Sweet Tooth by Ian McEwan
I went straight from Ian McEwan’s first work, his harrowing short story collection First Love, Last Rites, to his latest work, Sweet Tooth, a significantly more palatable affair. Actually, this all works quite well, because in many ways Sweet Tooth is McEwan’s repudiation of his shock-for-shock’s sake approach of his earliest stories, as well as being a pretty good story in itself.
Sweet Tooth takes place in the late 1970s, primarily during the Winter of Discontent. It follows Serena Frome, a beautiful young maths graduate from Cambridge who is recruited into MI5 through her relationship with an older university professor. Although initially at the bottom of the pile, she is soon recruited into ‘Operation Sweet Tooth’, where writers are covertly funded by MI5 to unwittingly create anti-Soviet propaganda. Serena is assigned to Tom Haley, a young writer at the University of Sussex, so she goes to him posing as a representative of an organisation which funds promising writers. It’s not long before they begin a relationship, with Serena hiding her true identity as an agent of MI5.

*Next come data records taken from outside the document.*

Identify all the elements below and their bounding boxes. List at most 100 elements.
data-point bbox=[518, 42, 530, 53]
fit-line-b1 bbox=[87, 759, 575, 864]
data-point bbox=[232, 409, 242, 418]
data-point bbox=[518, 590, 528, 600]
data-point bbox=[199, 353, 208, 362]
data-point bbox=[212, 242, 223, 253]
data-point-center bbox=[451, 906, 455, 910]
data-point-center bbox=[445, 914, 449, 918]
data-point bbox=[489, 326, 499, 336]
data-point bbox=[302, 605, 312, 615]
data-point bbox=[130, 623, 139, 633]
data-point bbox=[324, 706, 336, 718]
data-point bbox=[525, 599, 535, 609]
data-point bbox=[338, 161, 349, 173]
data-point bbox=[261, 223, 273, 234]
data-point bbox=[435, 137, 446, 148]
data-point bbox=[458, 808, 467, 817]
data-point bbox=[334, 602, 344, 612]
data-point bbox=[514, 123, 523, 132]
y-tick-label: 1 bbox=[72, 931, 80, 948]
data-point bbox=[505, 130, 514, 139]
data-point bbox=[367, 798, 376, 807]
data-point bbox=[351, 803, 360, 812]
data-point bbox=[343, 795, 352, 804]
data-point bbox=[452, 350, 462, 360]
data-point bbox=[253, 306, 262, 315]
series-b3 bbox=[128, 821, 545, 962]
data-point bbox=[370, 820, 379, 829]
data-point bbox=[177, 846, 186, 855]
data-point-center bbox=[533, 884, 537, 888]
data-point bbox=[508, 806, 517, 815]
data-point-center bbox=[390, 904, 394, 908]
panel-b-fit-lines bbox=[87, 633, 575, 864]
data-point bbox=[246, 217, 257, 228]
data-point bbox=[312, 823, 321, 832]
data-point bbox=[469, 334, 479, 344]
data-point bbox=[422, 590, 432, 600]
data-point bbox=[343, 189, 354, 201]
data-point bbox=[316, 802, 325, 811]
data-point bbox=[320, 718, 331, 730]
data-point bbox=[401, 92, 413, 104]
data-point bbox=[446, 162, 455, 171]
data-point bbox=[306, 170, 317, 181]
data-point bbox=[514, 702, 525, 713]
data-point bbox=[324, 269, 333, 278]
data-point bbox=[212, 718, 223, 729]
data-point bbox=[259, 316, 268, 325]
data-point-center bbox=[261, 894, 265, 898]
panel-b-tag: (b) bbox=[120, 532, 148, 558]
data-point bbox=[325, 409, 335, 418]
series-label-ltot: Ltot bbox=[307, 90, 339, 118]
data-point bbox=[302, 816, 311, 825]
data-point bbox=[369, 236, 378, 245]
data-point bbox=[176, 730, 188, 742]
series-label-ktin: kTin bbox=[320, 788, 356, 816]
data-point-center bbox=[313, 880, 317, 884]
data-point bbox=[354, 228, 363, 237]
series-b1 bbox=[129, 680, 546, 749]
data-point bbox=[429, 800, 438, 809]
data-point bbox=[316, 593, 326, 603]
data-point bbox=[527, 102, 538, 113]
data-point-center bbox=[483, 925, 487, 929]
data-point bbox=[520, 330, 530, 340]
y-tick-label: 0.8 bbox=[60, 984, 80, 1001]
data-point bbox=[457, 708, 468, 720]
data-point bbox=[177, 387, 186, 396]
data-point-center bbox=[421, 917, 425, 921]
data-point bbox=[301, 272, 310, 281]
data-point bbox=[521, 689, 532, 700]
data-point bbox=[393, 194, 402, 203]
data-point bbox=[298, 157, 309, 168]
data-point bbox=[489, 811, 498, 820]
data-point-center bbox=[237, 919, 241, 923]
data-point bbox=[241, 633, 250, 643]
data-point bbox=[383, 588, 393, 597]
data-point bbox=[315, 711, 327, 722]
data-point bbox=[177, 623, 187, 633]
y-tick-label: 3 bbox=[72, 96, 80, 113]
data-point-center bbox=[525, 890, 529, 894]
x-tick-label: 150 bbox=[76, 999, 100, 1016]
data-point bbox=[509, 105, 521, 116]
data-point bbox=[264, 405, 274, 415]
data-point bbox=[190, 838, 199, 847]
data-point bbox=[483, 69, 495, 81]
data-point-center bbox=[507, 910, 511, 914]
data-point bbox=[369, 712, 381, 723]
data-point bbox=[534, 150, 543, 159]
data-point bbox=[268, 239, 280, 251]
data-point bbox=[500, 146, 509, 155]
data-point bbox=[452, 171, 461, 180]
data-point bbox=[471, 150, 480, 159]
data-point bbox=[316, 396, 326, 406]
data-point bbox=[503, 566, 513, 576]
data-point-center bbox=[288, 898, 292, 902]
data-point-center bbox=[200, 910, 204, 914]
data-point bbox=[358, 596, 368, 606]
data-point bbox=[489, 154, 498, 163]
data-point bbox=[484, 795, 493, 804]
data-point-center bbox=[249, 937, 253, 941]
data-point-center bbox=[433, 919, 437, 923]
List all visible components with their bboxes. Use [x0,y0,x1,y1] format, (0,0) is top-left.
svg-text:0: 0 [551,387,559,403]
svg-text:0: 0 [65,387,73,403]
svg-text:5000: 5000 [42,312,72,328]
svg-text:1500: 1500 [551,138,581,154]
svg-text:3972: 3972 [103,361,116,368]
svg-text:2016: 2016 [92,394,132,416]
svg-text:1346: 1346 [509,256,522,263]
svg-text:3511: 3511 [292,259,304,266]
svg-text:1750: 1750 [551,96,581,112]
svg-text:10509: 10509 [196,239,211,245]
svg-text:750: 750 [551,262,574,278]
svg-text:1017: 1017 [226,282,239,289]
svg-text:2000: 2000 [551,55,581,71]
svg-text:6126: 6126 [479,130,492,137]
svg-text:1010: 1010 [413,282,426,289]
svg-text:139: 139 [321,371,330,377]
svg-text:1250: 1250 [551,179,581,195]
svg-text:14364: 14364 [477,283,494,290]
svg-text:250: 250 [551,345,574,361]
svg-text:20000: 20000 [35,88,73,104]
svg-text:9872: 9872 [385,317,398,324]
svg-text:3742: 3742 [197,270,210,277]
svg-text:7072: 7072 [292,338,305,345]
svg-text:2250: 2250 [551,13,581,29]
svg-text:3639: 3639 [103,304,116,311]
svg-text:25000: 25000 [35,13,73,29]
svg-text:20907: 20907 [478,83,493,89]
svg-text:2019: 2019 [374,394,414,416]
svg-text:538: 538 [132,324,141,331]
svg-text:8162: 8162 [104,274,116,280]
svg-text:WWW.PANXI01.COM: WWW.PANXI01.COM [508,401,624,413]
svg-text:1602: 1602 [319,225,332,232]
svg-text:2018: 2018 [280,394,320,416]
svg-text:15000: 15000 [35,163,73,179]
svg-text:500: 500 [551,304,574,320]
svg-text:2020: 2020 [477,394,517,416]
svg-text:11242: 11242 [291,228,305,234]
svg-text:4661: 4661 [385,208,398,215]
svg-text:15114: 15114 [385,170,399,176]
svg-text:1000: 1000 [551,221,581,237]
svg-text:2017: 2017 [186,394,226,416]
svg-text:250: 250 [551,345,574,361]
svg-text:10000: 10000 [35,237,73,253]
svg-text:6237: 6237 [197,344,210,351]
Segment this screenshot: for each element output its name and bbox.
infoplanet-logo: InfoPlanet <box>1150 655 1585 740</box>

The actual plot of Sweet Tooth is fairly predictable. It follows familiar paths, and is in some ways a fairly conservative book. There’s an undeniable autobiographical element to the book, with Haley in many ways paralleling McEwan himself early in his career. I’m always interested when authors portray themselves in a book from the point of view of another character, such as Stephen King’s role in his Dark Tower books. McEwan is probably kinder to himself than King was, but there’s still a strong feeling that Haley is an immature figure. After reading First Love, Last Rites, I’m inclined to agree.
I’m a sucker for a good story-in-a-story, and Sweet Tooth is packed with them. Serena reads a handful of short stories by Haley, and relays them to the reader, and they’re actually all very entertaining, as well an interesting insight into McEwan’s own creative process. McEwan parodies his own previously overly verbose writing, although his style has become a lot more restrained, and better.
Serena is an amusing character, whose shallowness and element of self-obsession makes her a difficult to like figure, but still sympathetic enough to make a compelling protagonist. Haley is an enigmatic figure, almost impossible to separate from McEwan himself.